ChrisRackauckas

ChrisRackauckas OP t1_isxmv6s wrote

We mentioned at the end of the paper that reverse mode requires smoothing in a way that works but indices a bias (except in some cases like the particle filter). This is something we will be looking deeper into.

2

ChrisRackauckas OP t1_iswr0wc wrote

(1) while running your primal program, you run another problem that is propagating infinitesimal probabilities of certain pieces changing, and then it chooses the flips according to the right proportion (as derived in the paper) to give two correlated but different runs to difference for Y(p). But this Y(p) is defined to have the property that E[Y(p)]=dE[X(p)]/dp with a low variance, so you do this a few times and that thing is your gradient estimate. (2) unlike previous other algorithms with known exponential cost scaling (for example, see https://openreview.net/forum?id=KAFyFabsK88 for a deep discussion on previous work's performance), this scales linearly. 1024 should be fine. Note that this is related to forward mode AD so "really big" needs more work, but that size is fine.

2

ChrisRackauckas OP t1_ist3bu8 wrote

> What do you mean by that or rather what is a program that is not mathematical?

If it outputs strings or code it may not work with this method. It should output numbers in a way that has a well-defined (differentiable) expectation.

> Is it correct to say that the execution path of the program changes with different outcomes for p, i.e., if(random_event(p)) {return 1;} else {return 0;}? Or is this a different problem?

It can.
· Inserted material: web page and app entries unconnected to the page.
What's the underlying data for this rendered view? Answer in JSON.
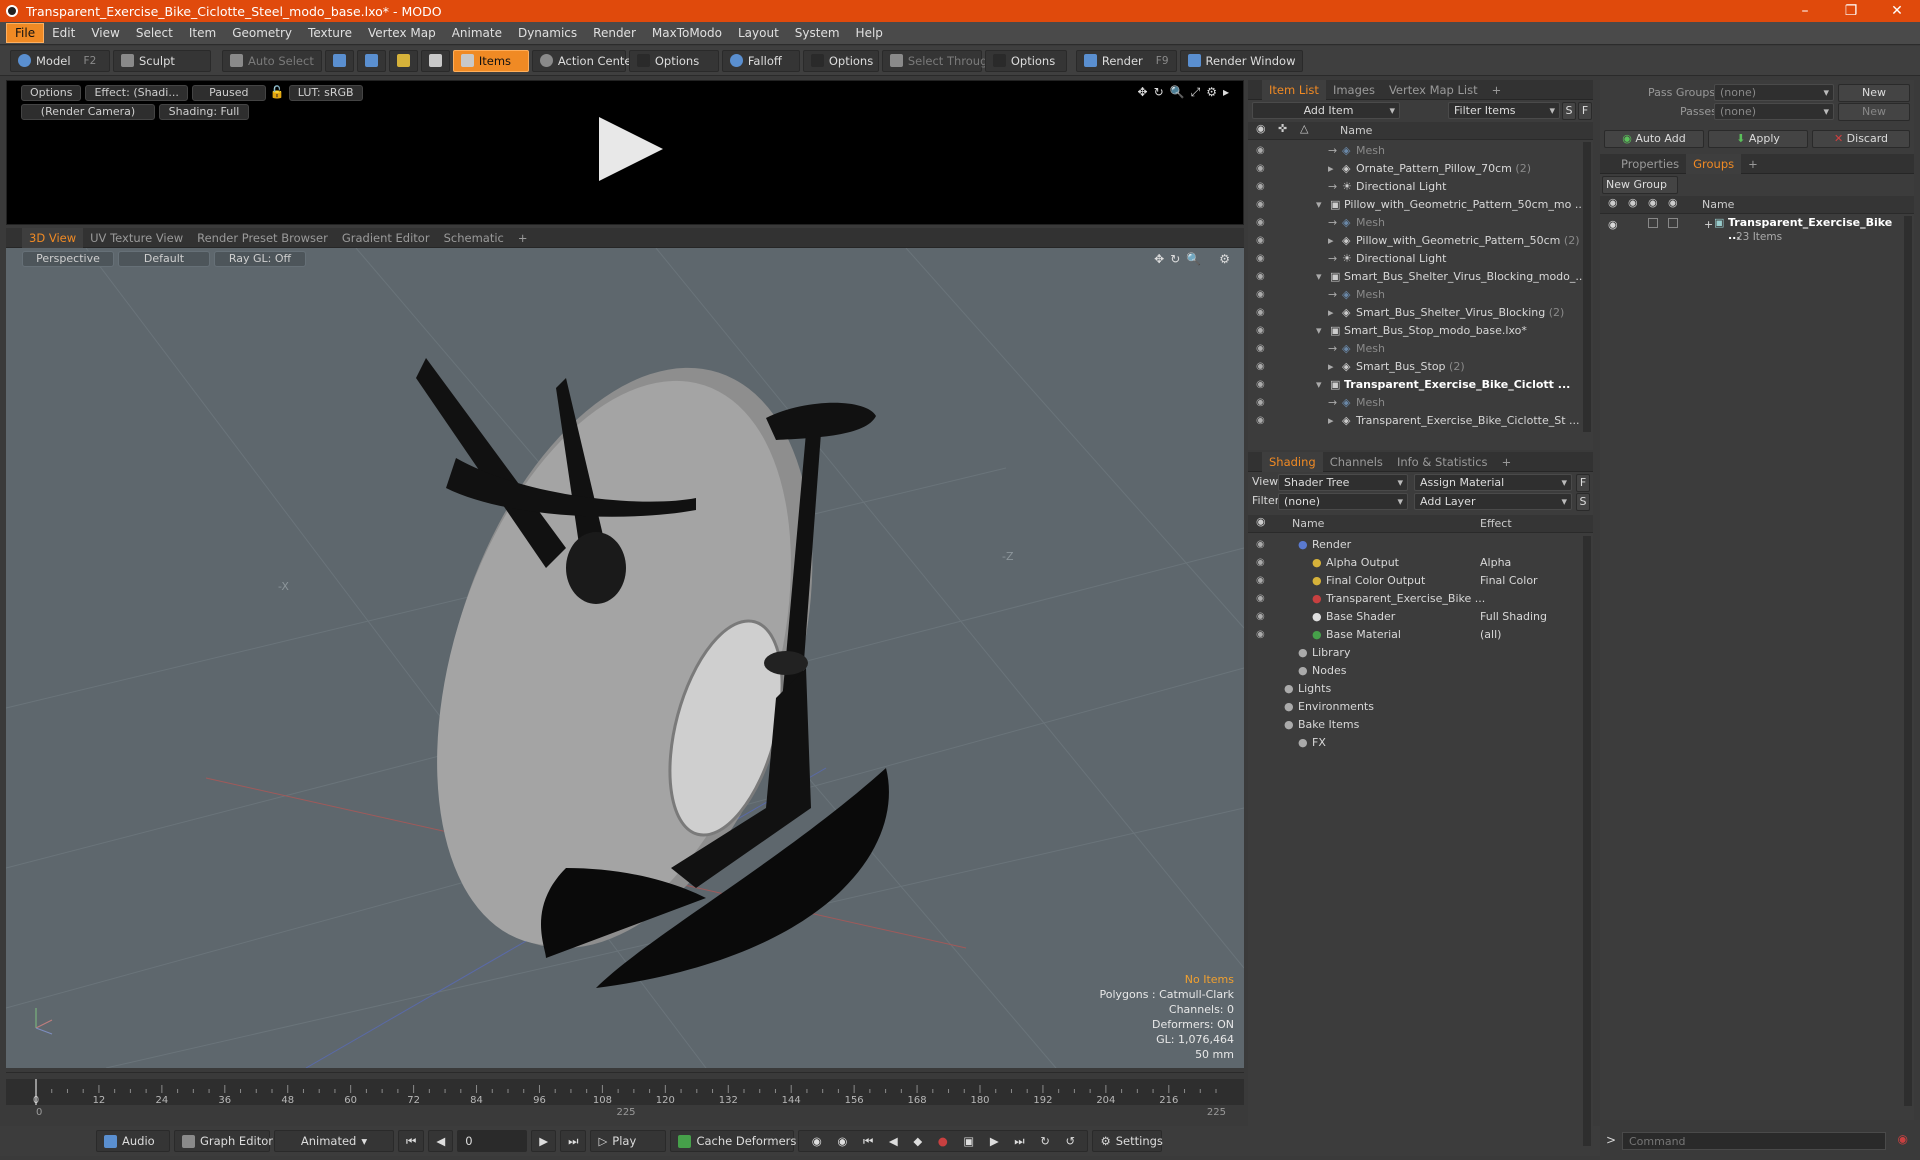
{
  "title": "Transparent_Exercise_Bike_Ciclotte_Steel_modo_base.lxo* - MODO",
  "menu": [
    "File",
    "Edit",
    "View",
    "Select",
    "Item",
    "Geometry",
    "Texture",
    "Vertex Map",
    "Animate",
    "Dynamics",
    "Render",
    "MaxToModo",
    "Layout",
    "System",
    "Help"
  ],
  "toolbar": {
    "model": "Model",
    "model_key": "F2",
    "sculpt": "Sculpt",
    "auto_select": "Auto Select",
    "items": "Items",
    "action_center": "Action Center",
    "options1": "Options",
    "falloff": "Falloff",
    "options2": "Options",
    "select_through": "Select Through",
    "options3": "Options",
    "render": "Render",
    "render_key": "F9",
    "render_window": "Render Window"
  },
  "preview": {
    "options": "Options",
    "effect": "Effect: (Shadi...",
    "paused": "Paused",
    "lut": "LUT: sRGB",
    "camera": "(Render Camera)",
    "shading": "Shading: Full"
  },
  "viewtabs": [
    "3D View",
    "UV Texture View",
    "Render Preset Browser",
    "Gradient Editor",
    "Schematic"
  ],
  "viewport": {
    "perspective": "Perspective",
    "default": "Default",
    "raygl": "Ray GL: Off",
    "info": {
      "no_items": "No Items",
      "polygons": "Polygons : Catmull-Clark",
      "channels": "Channels: 0",
      "deformers": "Deformers: ON",
      "gl": "GL: 1,076,464",
      "mm": "50 mm"
    },
    "axis_x": "-X",
    "axis_z": "-Z"
  },
  "timeline": {
    "ticks": [
      "0",
      "12",
      "24",
      "36",
      "48",
      "60",
      "72",
      "84",
      "96",
      "108",
      "120",
      "132",
      "144",
      "156",
      "168",
      "180",
      "192",
      "204",
      "216"
    ],
    "start": "0",
    "mid": "225",
    "end": "225"
  },
  "bottom": {
    "audio": "Audio",
    "graph_editor": "Graph Editor",
    "animated": "Animated",
    "frame": "0",
    "play": "Play",
    "cache": "Cache Deformers",
    "settings": "Settings"
  },
  "itemlist": {
    "tabs": [
      "Item List",
      "Images",
      "Vertex Map List"
    ],
    "add_item": "Add Item",
    "filter": "Filter Items",
    "s": "S",
    "f": "F",
    "col_name": "Name",
    "rows": [
      {
        "label": "Mesh",
        "indent": 3,
        "style": "grey"
      },
      {
        "label": "Ornate_Pattern_Pillow_70cm",
        "count": "(2)",
        "indent": 3,
        "style": ""
      },
      {
        "label": "Directional Light",
        "indent": 3,
        "style": ""
      },
      {
        "label": "Pillow_with_Geometric_Pattern_50cm_mo ...",
        "indent": 2,
        "style": ""
      },
      {
        "label": "Mesh",
        "indent": 3,
        "style": "grey"
      },
      {
        "label": "Pillow_with_Geometric_Pattern_50cm",
        "count": "(2)",
        "indent": 3,
        "style": ""
      },
      {
        "label": "Directional Light",
        "indent": 3,
        "style": ""
      },
      {
        "label": "Smart_Bus_Shelter_Virus_Blocking_modo_...",
        "indent": 2,
        "style": ""
      },
      {
        "label": "Mesh",
        "indent": 3,
        "style": "grey"
      },
      {
        "label": "Smart_Bus_Shelter_Virus_Blocking",
        "count": "(2)",
        "indent": 3,
        "style": ""
      },
      {
        "label": "Smart_Bus_Stop_modo_base.lxo*",
        "indent": 2,
        "style": ""
      },
      {
        "label": "Mesh",
        "indent": 3,
        "style": "grey"
      },
      {
        "label": "Smart_Bus_Stop",
        "count": "(2)",
        "indent": 3,
        "style": ""
      },
      {
        "label": "Transparent_Exercise_Bike_Ciclott ...",
        "indent": 2,
        "style": "bold"
      },
      {
        "label": "Mesh",
        "indent": 3,
        "style": "grey"
      },
      {
        "label": "Transparent_Exercise_Bike_Ciclotte_St ...",
        "indent": 3,
        "style": ""
      }
    ]
  },
  "shading": {
    "tabs": [
      "Shading",
      "Channels",
      "Info & Statistics"
    ],
    "view_label": "View",
    "view_value": "Shader Tree",
    "assign": "Assign Material",
    "f": "F",
    "filter_label": "Filter",
    "filter_value": "(none)",
    "add_layer": "Add Layer",
    "s": "S",
    "col_name": "Name",
    "col_effect": "Effect",
    "rows": [
      {
        "label": "Render",
        "effect": "",
        "indent": 1
      },
      {
        "label": "Alpha Output",
        "effect": "Alpha",
        "indent": 2
      },
      {
        "label": "Final Color Output",
        "effect": "Final Color",
        "indent": 2
      },
      {
        "label": "Transparent_Exercise_Bike ...",
        "effect": "",
        "indent": 2
      },
      {
        "label": "Base Shader",
        "effect": "Full Shading",
        "indent": 2
      },
      {
        "label": "Base Material",
        "effect": "(all)",
        "indent": 2
      },
      {
        "label": "Library",
        "effect": "",
        "indent": 1
      },
      {
        "label": "Nodes",
        "effect": "",
        "indent": 1
      },
      {
        "label": "Lights",
        "effect": "",
        "indent": 0
      },
      {
        "label": "Environments",
        "effect": "",
        "indent": 0
      },
      {
        "label": "Bake Items",
        "effect": "",
        "indent": 0
      },
      {
        "label": "FX",
        "effect": "",
        "indent": 1
      }
    ]
  },
  "groups": {
    "pass_groups": "Pass Groups",
    "pass_value": "(none)",
    "new": "New",
    "passes": "Passes",
    "passes_value": "(none)",
    "new2": "New",
    "auto_add": "Auto Add",
    "apply": "Apply",
    "discard": "Discard",
    "tabs": [
      "Properties",
      "Groups"
    ],
    "new_group": "New Group",
    "col_name": "Name",
    "item": "Transparent_Exercise_Bike ...",
    "item_count": "23 Items"
  },
  "command": {
    "placeholder": "Command"
  }
}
One of the examples is differentiation of an inhomogeneous random walk, which is a stress test of doing this kind of branch handling.

> but can you estimate how much work it is to incorporate this kind of AD in existing AD tools like CoDiPack?
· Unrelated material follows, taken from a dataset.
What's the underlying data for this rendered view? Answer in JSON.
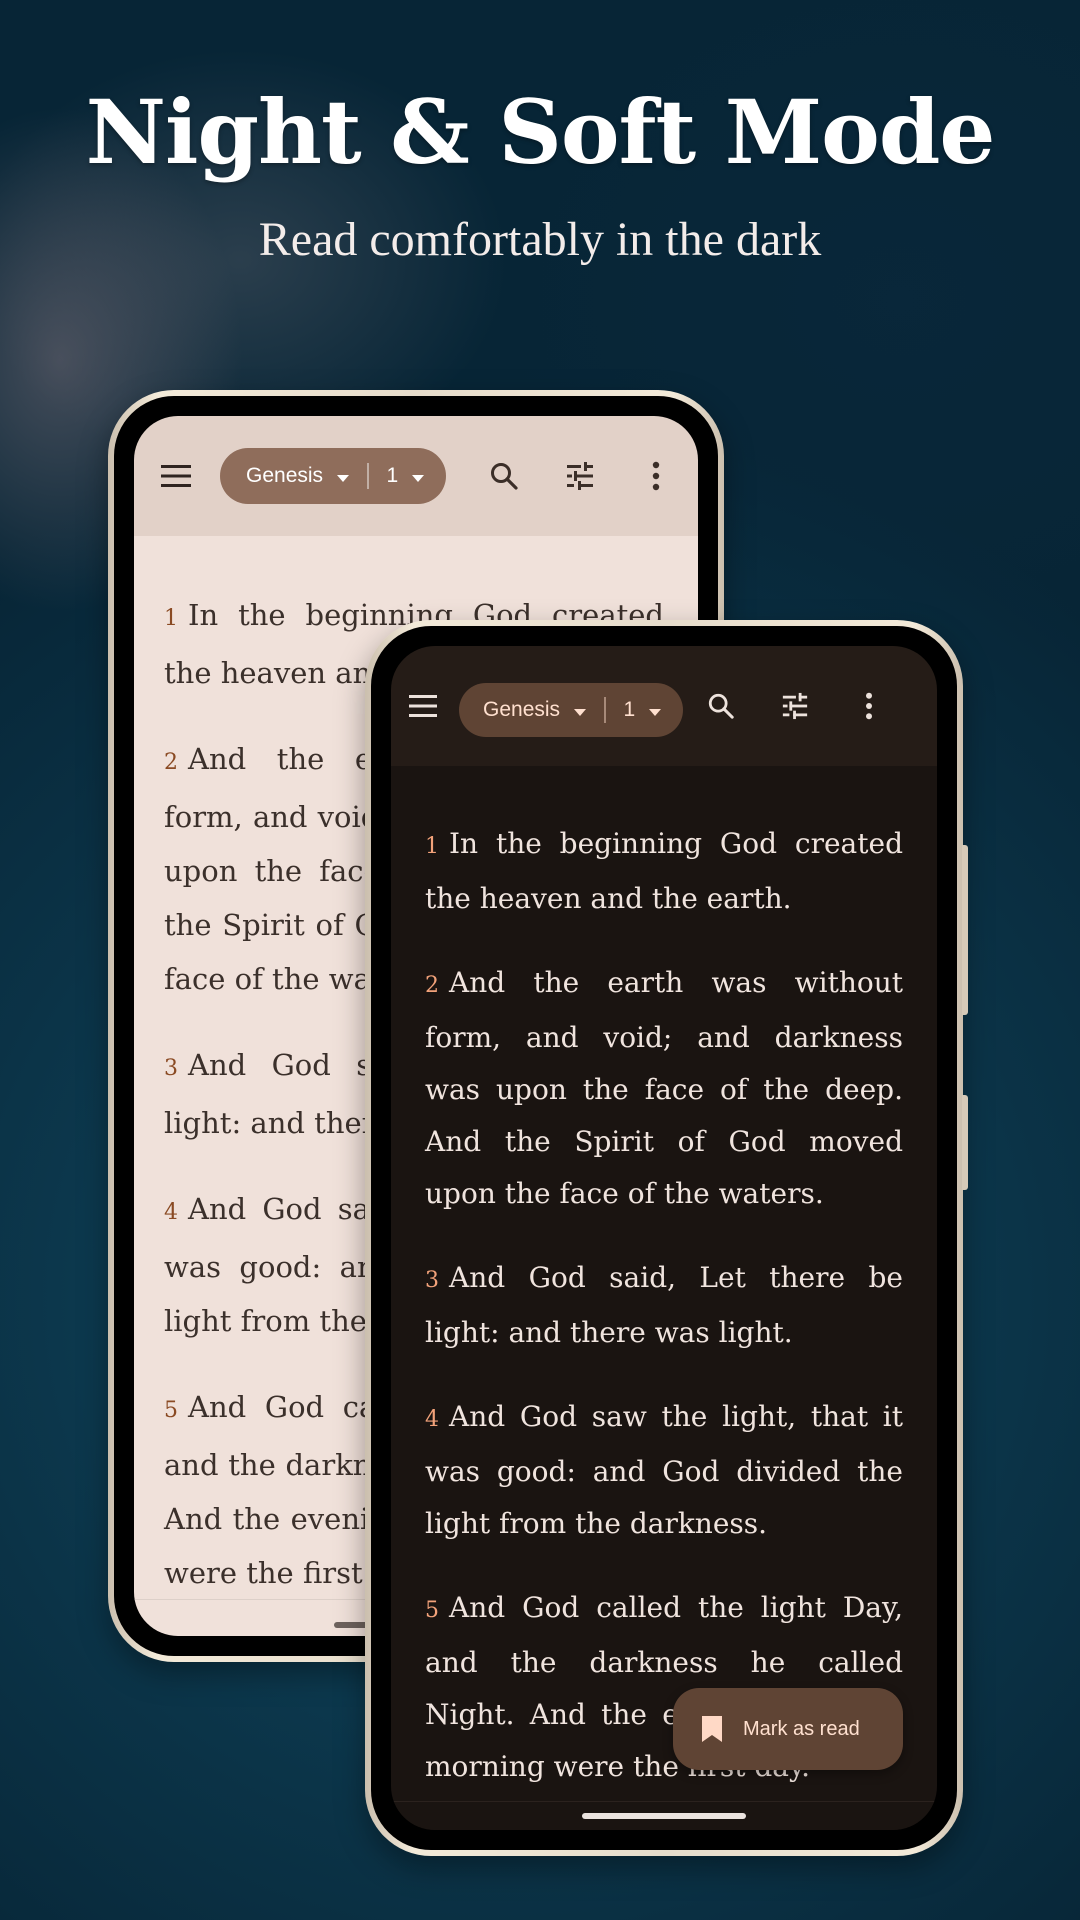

That's hard to say. I would say it wouldn't be "too hard", though it may be hard to add this without overhead for "normal" cases? It would make the code more complicated but the standard cases are just a special case here, so it should be fine.

1

ChrisRackauckas OP t1_issyai3 wrote

We mean the standard "agent based model" https://www.pnas.org/doi/10.1073/pnas.082080899, https://en.wikipedia.org/wiki/Agent-based_model . The kind of thing you'd use Agents.jl for. For example, look at agent-based infection models. In these kind of models you create many individuals (agents) with rules. Each agent moves around, but if one is standing near an agent that is infected, there's a probability of infecting the nearby agent. What is the average percentage of infected people at time t?

2